Читать книгу Der Kopf muss ab - Gerhard Sauer - Страница 10
ОглавлениеHerbst
Es ist warm. Die Decke hat die richtige Größe. Bis zur Nase hochgezogen sind Füße, Arme, Rücken bedeckt. Es ist fast dunkel im Zimmer. Lediglich ein schwacher Lichtschein der Straßenlaterne schimmert durch die kleine Lücke zwischen den Vorhängen. Das Fens- ter ist gekippt geöffnet. Wind rauscht durch die noch vorhandenen Blätter der Bäume, bewegt die Vorhänge hinter dem geöffneten Fenster.
Ein leises Tippen an der Fensterscheibe. Regentropfen, vom Wind getragen. Mehr Tropfen, mehr Wind, ein Stakkato. Dann wieder Ruhe. Noch hat sich kein Ton in die morgendliche Dämmerstunde verirrt. Kein Wecker piept, kein Musiktremolo. Lediglich röhrt in der Ferne irgendwo die Trommel des Müllwagens und zermalmt den täglichen Abfall.

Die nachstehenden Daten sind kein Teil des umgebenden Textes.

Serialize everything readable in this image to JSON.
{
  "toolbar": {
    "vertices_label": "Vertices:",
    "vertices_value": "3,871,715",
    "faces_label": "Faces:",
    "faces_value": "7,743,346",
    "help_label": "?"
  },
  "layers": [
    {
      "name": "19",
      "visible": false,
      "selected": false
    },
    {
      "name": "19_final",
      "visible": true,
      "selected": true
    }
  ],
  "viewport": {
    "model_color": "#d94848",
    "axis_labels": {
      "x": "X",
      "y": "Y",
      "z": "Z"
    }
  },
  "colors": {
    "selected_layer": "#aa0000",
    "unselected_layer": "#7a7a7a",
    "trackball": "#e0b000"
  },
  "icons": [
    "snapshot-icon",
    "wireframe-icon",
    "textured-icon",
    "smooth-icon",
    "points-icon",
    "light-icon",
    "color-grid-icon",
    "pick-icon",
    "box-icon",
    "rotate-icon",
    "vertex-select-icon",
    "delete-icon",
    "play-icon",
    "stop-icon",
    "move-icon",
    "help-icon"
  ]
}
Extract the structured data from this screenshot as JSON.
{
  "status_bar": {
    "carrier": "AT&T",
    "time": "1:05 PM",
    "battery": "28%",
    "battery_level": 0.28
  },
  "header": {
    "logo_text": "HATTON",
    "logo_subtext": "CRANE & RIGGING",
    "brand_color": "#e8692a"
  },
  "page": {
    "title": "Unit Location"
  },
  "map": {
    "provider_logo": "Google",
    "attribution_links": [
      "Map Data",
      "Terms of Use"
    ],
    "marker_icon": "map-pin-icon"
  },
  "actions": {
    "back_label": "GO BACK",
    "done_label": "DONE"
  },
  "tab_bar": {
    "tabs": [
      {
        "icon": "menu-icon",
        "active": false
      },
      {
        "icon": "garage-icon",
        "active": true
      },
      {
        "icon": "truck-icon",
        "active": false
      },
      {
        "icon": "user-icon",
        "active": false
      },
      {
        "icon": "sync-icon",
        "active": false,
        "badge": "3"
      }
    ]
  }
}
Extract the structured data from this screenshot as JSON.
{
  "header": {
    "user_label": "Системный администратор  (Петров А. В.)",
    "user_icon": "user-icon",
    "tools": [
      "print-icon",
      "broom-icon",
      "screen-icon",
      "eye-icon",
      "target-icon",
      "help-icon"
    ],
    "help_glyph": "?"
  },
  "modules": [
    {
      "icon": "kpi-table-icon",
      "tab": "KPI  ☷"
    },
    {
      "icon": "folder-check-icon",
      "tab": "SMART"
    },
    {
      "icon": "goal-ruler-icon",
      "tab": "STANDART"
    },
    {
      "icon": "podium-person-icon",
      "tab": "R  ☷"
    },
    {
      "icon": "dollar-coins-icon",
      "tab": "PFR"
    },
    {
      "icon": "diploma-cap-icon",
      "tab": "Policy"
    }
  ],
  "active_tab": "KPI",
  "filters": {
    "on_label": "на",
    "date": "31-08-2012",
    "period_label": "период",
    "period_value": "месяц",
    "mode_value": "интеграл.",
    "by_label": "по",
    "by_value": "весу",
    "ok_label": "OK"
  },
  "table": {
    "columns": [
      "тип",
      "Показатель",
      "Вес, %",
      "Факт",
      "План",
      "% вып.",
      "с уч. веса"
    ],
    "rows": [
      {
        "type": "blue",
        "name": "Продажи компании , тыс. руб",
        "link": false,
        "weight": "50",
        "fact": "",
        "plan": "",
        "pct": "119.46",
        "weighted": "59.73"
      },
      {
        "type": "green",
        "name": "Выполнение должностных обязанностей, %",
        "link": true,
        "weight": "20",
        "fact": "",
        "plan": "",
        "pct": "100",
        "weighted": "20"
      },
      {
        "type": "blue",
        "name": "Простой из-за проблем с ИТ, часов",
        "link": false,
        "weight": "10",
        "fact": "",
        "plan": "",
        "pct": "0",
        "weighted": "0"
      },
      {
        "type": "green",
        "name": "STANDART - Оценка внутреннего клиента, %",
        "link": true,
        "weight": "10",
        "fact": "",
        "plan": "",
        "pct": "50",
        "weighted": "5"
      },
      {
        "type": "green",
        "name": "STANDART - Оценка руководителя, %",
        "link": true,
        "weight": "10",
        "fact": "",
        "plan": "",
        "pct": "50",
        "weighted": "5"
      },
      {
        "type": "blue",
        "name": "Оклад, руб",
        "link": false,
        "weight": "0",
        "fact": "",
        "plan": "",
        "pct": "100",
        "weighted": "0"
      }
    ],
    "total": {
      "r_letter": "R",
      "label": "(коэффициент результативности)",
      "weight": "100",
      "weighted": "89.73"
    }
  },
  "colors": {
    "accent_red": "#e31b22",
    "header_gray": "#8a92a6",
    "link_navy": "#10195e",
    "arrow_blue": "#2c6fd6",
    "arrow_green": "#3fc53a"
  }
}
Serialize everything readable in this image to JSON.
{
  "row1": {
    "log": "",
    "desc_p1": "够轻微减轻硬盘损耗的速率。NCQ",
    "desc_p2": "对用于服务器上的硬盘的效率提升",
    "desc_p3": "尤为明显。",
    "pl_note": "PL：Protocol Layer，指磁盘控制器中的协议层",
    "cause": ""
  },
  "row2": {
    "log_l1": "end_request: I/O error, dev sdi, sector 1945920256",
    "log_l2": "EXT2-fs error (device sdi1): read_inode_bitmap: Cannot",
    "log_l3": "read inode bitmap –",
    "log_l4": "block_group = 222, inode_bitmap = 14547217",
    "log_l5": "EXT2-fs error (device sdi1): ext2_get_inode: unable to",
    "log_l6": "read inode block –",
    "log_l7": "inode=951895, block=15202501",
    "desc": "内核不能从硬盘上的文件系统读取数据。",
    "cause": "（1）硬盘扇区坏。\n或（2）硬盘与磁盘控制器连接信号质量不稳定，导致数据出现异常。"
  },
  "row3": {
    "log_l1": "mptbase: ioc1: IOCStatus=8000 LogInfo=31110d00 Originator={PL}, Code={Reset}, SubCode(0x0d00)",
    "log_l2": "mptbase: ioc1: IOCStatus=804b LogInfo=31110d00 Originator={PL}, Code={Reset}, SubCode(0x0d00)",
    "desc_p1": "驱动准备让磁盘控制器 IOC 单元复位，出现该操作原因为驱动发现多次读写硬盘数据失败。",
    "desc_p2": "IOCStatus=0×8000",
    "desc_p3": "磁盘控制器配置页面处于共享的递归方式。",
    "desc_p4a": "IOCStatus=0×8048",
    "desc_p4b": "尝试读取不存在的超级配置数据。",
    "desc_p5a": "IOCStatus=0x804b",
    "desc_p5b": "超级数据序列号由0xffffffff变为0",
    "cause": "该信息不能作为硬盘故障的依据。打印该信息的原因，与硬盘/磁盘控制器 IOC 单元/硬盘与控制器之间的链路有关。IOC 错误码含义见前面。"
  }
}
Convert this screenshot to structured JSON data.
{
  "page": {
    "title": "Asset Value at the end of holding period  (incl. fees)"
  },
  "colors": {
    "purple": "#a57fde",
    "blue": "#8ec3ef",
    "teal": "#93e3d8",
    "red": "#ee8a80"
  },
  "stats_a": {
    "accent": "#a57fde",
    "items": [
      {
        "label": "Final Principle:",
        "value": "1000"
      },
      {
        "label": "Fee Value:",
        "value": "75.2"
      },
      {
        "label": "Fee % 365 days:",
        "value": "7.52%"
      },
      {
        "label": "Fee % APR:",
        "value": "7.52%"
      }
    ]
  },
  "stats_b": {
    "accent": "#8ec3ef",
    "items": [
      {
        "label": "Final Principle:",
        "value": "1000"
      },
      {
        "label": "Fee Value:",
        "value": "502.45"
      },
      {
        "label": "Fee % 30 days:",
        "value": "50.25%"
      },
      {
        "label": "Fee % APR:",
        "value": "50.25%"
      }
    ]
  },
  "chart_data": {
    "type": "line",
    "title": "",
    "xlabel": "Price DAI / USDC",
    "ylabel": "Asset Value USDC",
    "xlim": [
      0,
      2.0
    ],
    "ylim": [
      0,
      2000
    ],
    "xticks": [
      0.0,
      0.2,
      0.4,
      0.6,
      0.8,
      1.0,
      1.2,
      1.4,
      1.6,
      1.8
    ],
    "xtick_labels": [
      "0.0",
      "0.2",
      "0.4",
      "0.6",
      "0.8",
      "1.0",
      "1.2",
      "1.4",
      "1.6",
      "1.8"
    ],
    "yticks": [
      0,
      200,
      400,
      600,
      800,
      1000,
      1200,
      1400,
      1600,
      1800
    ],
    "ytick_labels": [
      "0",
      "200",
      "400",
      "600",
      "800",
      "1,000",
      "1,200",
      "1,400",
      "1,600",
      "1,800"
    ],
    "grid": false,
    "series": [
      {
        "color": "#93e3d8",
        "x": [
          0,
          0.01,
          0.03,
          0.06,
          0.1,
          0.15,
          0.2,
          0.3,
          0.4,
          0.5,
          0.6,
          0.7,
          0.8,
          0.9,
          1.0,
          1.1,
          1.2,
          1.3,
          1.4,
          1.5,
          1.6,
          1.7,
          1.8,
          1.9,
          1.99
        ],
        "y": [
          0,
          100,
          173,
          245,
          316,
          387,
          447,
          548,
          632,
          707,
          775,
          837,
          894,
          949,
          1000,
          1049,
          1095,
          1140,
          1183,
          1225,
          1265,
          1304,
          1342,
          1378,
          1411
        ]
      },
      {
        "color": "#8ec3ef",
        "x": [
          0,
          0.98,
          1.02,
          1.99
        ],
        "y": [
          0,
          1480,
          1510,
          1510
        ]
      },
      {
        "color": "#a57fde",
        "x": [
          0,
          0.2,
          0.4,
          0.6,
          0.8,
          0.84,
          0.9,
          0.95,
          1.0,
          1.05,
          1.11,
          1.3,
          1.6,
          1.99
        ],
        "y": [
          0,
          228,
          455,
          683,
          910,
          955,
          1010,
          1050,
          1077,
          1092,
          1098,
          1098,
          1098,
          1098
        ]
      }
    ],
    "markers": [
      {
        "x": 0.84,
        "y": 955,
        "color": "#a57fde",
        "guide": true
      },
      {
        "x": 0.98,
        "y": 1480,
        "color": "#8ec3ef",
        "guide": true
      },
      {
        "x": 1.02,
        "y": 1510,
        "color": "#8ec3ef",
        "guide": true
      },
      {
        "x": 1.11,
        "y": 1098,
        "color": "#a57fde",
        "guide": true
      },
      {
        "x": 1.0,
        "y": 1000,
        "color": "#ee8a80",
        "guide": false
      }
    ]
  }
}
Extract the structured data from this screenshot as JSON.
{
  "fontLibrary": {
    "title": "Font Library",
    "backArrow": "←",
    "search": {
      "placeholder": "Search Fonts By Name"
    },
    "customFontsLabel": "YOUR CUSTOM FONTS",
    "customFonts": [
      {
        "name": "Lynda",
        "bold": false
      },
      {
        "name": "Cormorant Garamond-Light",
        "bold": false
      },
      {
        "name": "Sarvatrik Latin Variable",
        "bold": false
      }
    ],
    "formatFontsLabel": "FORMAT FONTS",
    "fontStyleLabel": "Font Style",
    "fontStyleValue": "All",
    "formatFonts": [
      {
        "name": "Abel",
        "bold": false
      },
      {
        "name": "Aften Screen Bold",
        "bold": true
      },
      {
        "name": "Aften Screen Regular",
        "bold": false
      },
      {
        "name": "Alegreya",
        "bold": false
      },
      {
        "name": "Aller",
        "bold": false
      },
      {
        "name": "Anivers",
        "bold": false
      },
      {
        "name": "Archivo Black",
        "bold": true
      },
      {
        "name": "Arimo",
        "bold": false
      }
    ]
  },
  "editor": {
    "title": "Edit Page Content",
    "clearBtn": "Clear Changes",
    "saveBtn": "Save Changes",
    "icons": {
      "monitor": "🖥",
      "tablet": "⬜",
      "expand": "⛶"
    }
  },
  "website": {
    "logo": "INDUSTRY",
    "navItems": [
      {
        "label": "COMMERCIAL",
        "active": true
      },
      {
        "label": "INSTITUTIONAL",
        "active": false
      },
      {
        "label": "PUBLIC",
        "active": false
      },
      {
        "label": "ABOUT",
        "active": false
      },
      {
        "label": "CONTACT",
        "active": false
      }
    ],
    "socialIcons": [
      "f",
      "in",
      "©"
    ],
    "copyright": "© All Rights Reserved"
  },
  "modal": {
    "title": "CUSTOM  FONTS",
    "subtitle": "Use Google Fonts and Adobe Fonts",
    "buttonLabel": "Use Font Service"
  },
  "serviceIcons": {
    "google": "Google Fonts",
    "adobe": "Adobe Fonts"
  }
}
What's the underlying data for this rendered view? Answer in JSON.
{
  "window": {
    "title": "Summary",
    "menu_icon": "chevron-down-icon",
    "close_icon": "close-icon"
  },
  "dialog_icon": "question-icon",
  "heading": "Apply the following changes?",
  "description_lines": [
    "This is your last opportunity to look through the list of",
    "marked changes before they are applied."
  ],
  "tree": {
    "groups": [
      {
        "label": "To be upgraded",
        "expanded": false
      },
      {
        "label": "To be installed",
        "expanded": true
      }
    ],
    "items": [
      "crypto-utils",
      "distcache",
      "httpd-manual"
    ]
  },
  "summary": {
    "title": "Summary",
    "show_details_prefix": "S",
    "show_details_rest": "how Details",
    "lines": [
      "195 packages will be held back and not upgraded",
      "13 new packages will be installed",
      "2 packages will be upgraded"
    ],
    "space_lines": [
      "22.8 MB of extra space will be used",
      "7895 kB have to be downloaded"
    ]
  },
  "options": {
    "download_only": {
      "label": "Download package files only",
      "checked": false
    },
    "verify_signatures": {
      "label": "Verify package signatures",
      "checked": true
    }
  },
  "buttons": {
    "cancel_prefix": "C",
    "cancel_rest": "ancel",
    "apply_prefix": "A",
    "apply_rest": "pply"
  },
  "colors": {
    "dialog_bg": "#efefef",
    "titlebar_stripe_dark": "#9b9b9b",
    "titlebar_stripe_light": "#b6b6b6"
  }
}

Die Augen noch geschlossen, den Träumen der Nacht nachfühlen. Kopf, Rücken, Beine spüren, lokalisieren, meditieren. Die Schwere fühlen. Unwillig den Tag im Kopf beginnen. Herbststürme herbeiwünschen, Regentage herbeisehnen, nicht aufstehen wollen, Gründe finden. Gähnen. Noch wäre Zeit, den Wecker auszustellen. Sich dem Tag hinzugeben. Aus gesicherter Entfernung dem Draußen zuzuschauen, Regen und Sturm zu genießen, auf nasse Schuhe und Jacke zu verzichten. Noch wäre Zeit, sich vorzustellen, einen zweiten Kaffee holen zu können, einen Keks zu nehmen, das Buch zu holen, die Heizung aufzudrehen, sich den Genuss eines sich selbst geschenkten Tages zu gönnen. Die Langeweile eine lange Weile zuzulassen und zu spüren, wie früher. Noch wäre…
Zu spät. Zeitansage. Nachrichten. Stau über Stau über Stau. Herbst. Regen und Blätter. Dusche, Brötchen, Kaffee. Schnelldurchgang. Jacke, Mütze, Schirm, Straßenbahn, beschlagene Scheiben. Nasse Schuhe, Büro, zu spät. Regenprasseln. Müde, Schwere, Dämmerung, graue Wolken. Aber Morgen, bestimmt anders.